Aktarılan mevzuat hükümleri değerlendirildiğinde, tabipler, diş tabipleri ve tıpta uzmanlık mevzuatına göre uzman olanların 1219 sayılı yasanın 12. maddesinin 2. fıkrasının her bir bendi kapsamında olmak kaydıyla birden fazla sağlık kurum ve kuruluşunda çalışabileceği hususunda herhangi bir duraksama bulunmamaktadır.
Öte yandan, Özel Hastaneler Yönetmeliğinin “Özel Hastanelerde Asgari Bulundurulacak Sağlık Personeli” başlıklı eki EK-1’in IX. kısmında, acil ünitesinde en az beş pratisyen tabip veya klinik olmayan uzmanlık dallarından uzman tabip çalıştırılacağı, mevcut kadrolu uzman tabiplerin, mesul müdürce düzenlenen nöbet listesine göre acil ünitesinde pratisyenlik yetkisini de kullanarak nöbet tutabilecekleri, yine Ayakta Teşhis ve Tedavi Yapılan Özel Sağlık Kuruluşları Hakkında Yönetmeliğin “Özel Sağlık Kuruluşlarında Bulundurulması Zorunlu Asgari Personel Listesi” eki EK-5’in III. kısmında ise, acil ünitesi bulunan sağlık kuruluşunda bir pratisyen tabip veya klinik olmayan uzmanlık dallarından bir uzman tabip çalıştırılacağı, mevcut kadrolu uzman tabiplerin, mesul müdürce düzenlenen nöbet listesine göre acil ünitesinde pratisyenlik yetkisini de kullanarak nöbet tutabilecekleri hüküm altına alınmıştır.
Yukarıda yer verilen düzenlemeler uyarınca, acil ünitesi bulunan özel sağlık kuruluşlarında mevcut kadrolu uzman tabiplerin de, mesul müdürce düzenlenen nöbet listesine göre acil ünitesinde pratisyenlik yetkisini de kullanarak nöbet tutabilmelerinin mümkün olduğu görülmektedir.
Bu durumda, dava konusu düzenlemenin, herhangi bir branşla anlaşması olan ve kota uygulamasına da takılmayan ve yukarıda belirtilen mevzuat uyarınca da birden fazla sağlık kuruluşunda çalışma hakkı olan tabiplerin bu çalışma hak ve özgürlüğünü sınırladığı, yine bünyesinde acil ünitesi bulunan sağlık kuruluşlarında mevcut kadrolu uzman tabiplerin mesul müdürce düzenlenen nöbet listesine göre acil ünitesinde pratisyenlik yetkisini de kullanarak nöbet tutabilmesini engellediği ortadadır.
Dolayısıyla dava konusu Kılavuz hükmünün, kota uygulamasının sınırlarını aşar nitelikte olduğu ve yasa veya diğer mevzuatla belirlenen çalışma hak ve özgürlüğünü engellediği açıktır.
Belirtilen hususlar göz önünde bulundurulduğunda, üst hukuk normlarına ve dayanak Tebliğ kurallarına aykırılığı açık olan dava konusu düzenlemenin iptaline karar verilmesi gerektiği sonucuna ulaşılmıştır.
Açıklanan nedenlerle, Sosyal Güvenlik Kurumu Genel Sağlık Sigortası Medula Web Servisleri Kullanım Kılavuzu’nun “Acil Branşlarda Kota Uygulaması” başlıklı kısmında yer alan “Dal Merkezi ve Dal Hastanesi dışında kalan tüm özel sağlık hizmeti sunucularında herhangi bir branş ile sözleşmesi olan doktorlar acil branşı ile sözleşme yapamayacaktır.

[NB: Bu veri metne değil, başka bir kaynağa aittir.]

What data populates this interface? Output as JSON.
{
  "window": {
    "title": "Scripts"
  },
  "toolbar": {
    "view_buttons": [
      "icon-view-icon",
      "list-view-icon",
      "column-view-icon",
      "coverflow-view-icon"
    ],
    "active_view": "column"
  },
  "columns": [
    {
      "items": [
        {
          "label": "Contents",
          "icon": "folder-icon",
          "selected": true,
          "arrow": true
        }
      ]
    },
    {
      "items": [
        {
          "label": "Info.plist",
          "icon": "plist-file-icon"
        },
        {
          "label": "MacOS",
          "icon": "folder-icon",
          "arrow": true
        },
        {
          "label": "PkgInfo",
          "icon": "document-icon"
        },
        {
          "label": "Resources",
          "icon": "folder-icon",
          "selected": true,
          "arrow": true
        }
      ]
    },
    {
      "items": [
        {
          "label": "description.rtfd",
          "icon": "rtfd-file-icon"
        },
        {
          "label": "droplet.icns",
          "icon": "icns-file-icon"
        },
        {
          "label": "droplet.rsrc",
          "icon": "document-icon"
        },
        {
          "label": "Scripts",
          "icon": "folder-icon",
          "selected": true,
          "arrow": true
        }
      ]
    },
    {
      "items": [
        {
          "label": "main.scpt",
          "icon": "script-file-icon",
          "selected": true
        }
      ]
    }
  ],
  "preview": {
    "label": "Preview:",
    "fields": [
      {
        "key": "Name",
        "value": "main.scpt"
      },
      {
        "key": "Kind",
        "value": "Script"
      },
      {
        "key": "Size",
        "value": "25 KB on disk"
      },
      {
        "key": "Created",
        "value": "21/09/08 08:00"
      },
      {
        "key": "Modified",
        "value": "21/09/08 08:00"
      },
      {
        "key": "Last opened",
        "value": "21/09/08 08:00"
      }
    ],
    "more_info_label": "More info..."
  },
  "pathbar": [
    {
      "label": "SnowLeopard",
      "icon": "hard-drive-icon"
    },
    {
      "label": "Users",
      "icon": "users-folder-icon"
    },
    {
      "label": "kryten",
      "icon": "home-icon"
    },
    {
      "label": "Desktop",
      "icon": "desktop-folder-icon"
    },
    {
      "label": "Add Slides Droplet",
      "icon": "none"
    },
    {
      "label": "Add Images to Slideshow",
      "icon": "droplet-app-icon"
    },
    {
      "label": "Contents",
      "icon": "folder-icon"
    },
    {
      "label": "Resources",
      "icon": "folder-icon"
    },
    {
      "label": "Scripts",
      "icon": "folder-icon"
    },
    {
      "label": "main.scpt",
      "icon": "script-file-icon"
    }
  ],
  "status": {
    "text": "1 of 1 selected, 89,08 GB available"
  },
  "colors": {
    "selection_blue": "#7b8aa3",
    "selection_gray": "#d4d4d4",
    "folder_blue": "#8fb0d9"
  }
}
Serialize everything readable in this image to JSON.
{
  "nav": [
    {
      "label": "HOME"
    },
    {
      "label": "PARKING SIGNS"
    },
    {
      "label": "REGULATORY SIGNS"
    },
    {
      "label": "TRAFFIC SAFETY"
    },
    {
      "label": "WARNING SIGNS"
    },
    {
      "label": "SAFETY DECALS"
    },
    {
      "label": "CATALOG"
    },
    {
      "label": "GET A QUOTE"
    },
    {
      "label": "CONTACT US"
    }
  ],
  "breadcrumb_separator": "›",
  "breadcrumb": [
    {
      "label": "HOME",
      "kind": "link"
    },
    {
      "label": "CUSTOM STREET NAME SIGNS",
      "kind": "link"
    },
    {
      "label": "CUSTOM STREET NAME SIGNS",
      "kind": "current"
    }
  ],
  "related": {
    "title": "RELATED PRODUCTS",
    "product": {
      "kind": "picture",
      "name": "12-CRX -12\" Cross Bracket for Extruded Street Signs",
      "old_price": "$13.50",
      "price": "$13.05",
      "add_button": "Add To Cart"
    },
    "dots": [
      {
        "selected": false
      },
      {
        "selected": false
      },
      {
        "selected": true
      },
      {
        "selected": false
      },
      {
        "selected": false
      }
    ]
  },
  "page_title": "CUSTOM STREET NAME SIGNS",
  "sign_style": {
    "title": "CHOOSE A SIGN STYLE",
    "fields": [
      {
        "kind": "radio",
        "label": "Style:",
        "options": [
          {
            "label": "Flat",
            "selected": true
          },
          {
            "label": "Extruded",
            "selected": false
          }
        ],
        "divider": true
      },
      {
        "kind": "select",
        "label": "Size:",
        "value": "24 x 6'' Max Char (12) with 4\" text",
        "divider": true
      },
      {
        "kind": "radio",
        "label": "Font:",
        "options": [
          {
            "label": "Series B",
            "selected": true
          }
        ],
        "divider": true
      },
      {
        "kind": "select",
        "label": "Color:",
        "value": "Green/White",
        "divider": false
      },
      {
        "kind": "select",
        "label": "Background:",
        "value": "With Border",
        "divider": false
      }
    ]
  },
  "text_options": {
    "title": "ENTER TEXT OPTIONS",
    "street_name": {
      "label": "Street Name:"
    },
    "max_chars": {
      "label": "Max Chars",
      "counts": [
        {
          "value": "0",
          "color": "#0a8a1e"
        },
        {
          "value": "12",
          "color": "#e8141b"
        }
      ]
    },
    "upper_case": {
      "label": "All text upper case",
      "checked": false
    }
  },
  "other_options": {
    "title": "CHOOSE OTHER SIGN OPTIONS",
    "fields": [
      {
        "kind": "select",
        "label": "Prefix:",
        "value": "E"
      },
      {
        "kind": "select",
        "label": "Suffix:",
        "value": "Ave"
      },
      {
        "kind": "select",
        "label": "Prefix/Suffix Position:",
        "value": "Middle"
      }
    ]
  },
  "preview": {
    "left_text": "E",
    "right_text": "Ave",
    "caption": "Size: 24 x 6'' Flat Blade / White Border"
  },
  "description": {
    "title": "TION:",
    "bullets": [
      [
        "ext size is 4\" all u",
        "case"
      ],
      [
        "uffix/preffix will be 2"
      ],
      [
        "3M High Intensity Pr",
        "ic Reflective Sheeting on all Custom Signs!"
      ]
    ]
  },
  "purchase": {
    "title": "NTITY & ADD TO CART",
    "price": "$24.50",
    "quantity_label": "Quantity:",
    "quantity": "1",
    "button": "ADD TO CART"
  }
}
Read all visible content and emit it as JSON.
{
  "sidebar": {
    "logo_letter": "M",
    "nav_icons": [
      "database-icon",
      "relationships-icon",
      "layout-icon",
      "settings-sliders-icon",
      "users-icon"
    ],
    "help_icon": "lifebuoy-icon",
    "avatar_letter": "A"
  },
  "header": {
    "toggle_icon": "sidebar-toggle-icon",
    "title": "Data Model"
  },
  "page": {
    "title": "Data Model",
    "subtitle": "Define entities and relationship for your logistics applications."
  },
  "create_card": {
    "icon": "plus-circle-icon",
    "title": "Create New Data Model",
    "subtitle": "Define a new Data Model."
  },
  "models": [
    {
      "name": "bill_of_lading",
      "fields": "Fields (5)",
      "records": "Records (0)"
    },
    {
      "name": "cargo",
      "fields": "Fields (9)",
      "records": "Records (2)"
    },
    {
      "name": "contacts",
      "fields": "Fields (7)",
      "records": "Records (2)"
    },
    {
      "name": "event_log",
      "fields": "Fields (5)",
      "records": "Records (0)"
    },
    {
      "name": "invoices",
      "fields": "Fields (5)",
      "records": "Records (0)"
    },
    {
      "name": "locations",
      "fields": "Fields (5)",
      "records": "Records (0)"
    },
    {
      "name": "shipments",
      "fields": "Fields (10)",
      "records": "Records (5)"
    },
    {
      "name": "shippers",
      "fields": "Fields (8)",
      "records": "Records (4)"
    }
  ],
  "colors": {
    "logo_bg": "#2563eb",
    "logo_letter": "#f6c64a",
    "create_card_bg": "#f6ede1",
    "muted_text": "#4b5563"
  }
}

Mevcutlar sistem tarafından otomatik kapatılacaktır.” ibaresinin İPTALİNE, davacı tarafça sarf edilen ve aşağıda dökümü yapılan … -TL yargılama gideri ile kararın verildiği tarihte yürürlükte olan Avukatlık Asgari Ücret Tarifesine göre duruşmalı işler için belirlenen ….-TL avukatlık ücretinin davalı idareden alınarak davacıya verilmesine, davalı idare tarafından yapılan yargılama giderinin üzerinde bırakılmasına, artan posta ücretinin istemi halinde ilgililere iadesine, 2577 sayılı İdari Yargılama Usulü Kanunu’nun 48. maddesi uyarınca, bu kararın tebliğ tarihini izleyen günden itibaren 30 gün içerisinde Danıştay İdari Dava Daireleri Kuruluna temyiz yolu açık olmak üzere, 28/11/2018 tarihinde oybirliğiyle karar verildi.